N.N. Aufruf der Nationalversammlung an das deutschösterreichische Volk

N.N. Aufruf der Nationalversammlung an das deutschösterreichische Volk (1918)

            Die provisorische Nationalversammlung erläßt an das deutschösterreichische Volk einen Aufruf, in dem nach einer Mitteilung über die gestern gefaßten Beschlüsse gesagt wird:

            Jetzt, da die Freiheit gesichert ist, ist es erste Pflicht, die staatsbürgerliche Ordnung und das wirtschaftliche Leben wiederherzustellen.
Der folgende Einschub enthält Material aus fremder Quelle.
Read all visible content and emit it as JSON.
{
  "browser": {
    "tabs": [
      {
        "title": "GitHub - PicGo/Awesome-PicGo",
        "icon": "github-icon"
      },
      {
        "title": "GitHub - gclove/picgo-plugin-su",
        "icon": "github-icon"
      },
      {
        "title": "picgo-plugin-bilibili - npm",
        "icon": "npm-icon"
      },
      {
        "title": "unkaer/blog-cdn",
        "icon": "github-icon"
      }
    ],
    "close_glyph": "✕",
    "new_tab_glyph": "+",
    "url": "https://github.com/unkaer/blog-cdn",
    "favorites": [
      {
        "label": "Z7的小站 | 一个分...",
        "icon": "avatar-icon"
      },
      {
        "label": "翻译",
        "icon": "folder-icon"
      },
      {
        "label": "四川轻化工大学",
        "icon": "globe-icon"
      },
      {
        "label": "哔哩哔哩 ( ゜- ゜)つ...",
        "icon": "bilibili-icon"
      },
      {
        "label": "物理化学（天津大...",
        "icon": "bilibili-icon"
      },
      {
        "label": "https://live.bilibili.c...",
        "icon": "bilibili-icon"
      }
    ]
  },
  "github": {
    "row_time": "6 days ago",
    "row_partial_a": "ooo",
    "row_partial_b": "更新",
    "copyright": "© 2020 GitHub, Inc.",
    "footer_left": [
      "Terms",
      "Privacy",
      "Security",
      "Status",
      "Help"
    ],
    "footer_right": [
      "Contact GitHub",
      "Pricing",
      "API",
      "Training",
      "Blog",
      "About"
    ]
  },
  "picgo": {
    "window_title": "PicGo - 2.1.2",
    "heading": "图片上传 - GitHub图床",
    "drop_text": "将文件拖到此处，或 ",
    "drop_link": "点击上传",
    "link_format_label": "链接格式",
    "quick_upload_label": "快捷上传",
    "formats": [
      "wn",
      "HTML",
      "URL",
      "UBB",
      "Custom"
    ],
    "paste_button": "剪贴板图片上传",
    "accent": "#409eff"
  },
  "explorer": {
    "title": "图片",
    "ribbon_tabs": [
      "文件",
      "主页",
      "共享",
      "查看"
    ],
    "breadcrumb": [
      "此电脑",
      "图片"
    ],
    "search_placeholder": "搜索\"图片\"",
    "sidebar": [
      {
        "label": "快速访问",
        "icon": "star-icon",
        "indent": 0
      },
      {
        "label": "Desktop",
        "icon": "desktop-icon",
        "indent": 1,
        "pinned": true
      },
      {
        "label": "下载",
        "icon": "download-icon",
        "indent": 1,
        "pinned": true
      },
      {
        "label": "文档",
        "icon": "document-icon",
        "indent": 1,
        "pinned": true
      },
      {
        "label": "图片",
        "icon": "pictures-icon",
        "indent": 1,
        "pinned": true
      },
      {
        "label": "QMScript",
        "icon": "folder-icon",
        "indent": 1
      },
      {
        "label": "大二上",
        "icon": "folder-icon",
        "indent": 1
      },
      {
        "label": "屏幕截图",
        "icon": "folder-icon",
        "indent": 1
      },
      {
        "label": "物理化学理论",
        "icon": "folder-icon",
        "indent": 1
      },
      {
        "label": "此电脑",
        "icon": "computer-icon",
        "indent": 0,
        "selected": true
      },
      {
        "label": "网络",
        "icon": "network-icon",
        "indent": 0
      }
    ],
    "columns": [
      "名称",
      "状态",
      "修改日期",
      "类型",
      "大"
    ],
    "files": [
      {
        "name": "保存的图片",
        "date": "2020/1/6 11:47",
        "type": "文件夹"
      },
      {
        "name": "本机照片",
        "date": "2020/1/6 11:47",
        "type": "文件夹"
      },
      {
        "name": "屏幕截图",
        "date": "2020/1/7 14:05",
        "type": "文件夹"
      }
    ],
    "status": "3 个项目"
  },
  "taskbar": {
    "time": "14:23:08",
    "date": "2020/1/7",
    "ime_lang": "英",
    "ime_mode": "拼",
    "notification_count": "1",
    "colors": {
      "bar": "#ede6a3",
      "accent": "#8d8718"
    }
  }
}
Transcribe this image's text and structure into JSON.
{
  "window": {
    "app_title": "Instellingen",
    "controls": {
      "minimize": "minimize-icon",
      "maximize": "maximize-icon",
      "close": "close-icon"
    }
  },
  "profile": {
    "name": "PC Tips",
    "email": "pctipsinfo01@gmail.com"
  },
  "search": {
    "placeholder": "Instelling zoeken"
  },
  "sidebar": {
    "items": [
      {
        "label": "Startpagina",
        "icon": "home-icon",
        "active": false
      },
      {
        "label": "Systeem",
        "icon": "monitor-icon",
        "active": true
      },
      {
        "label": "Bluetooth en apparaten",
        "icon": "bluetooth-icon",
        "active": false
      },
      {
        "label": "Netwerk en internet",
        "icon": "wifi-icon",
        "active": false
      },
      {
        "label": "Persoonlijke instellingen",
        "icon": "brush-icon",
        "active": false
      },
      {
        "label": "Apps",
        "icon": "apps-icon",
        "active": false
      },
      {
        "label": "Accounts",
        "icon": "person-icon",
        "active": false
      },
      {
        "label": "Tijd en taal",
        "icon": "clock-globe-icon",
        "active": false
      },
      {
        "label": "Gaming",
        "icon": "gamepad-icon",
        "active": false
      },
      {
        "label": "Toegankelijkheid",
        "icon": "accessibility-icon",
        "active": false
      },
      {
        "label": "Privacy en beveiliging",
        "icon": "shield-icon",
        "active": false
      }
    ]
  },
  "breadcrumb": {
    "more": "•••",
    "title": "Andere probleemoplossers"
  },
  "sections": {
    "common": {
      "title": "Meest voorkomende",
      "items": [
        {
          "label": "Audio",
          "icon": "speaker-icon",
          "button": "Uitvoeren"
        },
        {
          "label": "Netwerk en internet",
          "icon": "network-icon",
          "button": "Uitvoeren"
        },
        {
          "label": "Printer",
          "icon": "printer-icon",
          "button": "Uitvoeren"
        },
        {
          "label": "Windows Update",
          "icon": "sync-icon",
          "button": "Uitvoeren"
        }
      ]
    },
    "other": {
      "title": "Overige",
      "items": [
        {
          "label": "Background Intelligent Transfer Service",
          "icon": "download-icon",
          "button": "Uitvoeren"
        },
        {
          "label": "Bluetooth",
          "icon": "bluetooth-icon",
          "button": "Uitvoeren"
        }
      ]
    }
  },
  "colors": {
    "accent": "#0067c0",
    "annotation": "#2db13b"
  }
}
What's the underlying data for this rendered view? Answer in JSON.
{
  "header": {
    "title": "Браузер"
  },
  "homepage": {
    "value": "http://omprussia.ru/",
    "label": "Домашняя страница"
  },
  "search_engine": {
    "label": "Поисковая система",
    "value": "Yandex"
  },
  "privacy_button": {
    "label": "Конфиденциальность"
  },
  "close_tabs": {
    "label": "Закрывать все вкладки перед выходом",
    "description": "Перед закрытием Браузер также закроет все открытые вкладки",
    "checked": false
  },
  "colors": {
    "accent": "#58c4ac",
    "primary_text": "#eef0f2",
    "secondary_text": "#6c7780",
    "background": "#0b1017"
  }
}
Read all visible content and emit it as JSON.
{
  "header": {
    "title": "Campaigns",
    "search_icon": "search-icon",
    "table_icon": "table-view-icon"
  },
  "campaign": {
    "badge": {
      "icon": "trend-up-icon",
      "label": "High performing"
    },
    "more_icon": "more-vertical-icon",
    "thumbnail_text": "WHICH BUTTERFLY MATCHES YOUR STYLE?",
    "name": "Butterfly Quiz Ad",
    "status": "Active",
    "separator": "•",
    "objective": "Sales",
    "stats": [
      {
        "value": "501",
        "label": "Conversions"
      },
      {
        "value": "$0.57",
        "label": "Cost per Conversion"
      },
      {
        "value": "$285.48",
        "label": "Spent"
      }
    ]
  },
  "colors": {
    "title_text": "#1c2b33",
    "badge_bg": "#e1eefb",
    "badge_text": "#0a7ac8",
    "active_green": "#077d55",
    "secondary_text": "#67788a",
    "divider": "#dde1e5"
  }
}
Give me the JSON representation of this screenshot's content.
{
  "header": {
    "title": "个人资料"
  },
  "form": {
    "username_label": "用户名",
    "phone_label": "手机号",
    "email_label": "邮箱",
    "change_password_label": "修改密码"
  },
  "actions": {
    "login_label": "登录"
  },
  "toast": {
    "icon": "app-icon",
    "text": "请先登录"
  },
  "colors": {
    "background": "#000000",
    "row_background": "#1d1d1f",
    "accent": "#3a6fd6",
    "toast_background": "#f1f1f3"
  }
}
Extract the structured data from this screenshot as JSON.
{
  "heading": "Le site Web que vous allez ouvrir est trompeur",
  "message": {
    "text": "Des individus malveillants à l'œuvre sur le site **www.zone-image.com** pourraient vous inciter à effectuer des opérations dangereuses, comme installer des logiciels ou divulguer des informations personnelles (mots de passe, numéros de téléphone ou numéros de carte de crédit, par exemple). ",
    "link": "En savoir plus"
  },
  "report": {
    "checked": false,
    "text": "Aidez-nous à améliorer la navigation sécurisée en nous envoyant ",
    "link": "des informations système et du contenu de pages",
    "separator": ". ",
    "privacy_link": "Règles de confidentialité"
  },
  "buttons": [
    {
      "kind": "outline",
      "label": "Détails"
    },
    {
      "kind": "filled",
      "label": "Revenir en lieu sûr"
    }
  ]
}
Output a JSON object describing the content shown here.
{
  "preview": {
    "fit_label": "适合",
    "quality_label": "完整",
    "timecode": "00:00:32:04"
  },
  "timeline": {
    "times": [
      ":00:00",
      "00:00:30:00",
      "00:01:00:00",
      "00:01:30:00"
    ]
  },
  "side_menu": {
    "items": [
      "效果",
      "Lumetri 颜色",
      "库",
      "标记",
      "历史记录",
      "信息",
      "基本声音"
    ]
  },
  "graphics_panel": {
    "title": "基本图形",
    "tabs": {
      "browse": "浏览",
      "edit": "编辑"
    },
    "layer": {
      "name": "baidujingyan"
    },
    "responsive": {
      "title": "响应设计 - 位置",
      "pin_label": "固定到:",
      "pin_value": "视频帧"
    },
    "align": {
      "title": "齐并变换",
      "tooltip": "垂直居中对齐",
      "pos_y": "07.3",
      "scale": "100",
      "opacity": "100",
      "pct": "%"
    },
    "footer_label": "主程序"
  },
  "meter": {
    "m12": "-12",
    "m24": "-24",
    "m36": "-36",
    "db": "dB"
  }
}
Die Vorsorge für das tägliche Brot, die Zufuhr von Kohle, die Bereitstellung der notdürftigsten Bekleidung, die Wiederaufnahme des Ackerbaues, die Aufnahme der Friedensarbeit in den Fabriken und Werkstätten ist unmöglich, wenn nicht sofort alle Bürger bereitwilligst und geordnet zur Tagesarbeit zurückkehren. Unsere armen Soldaten, die zur Heimat, zu Weib und Kind zurückkehren wollen, können nicht befördert und verköstigt werden, wenn unser Verkehr stockt. Jeder, der den Anordnungen der Volksbehörden nicht Folge leistet, ist sein eigener, der Feind seines Nächsten und der Feind der Gesamtheit. Wir sind nun ein Volk, sind eines Stammes und einer Sprache, vereinigt nicht durch Zwang, sondern durch den freien Entschluß aller. Jedes Opfer, das Ihr bringt, gilt den Euren und nicht fremden Herren noch fremden Völkern. Darum muß jeder mehr tun, als das Gesetz fordert. Wer über Vorräte verfügt, der öffne sie dem Bedürftigen. Wer überschüssige Gewandung besitzt, helfe die frierenden Kinder bekleiden. Jeder leiste das Äußerste! Jeder denke von allem an die nächsten Wochen und Monate. Für später ist gesorgt. In wenigen Monaten wird der Weltverkehr wieder frei sein. Nach wenigen Monaten, so hoffen wir, kehrt in der Welt und kehrt in Deutschösterreich das normale Leben wieder. Dann wird das gesamte Volk sich seine dauernde staatliche Ordnung geben. Bis dahin Vertrauen, Eintracht, Selbstzucht und Gemeinsinn!

                                               Heil Deutschösterreich!

                                    Die provisorische Nationalversammlung

In: Neues Wiener Journal, 13.11.1918, S. 4.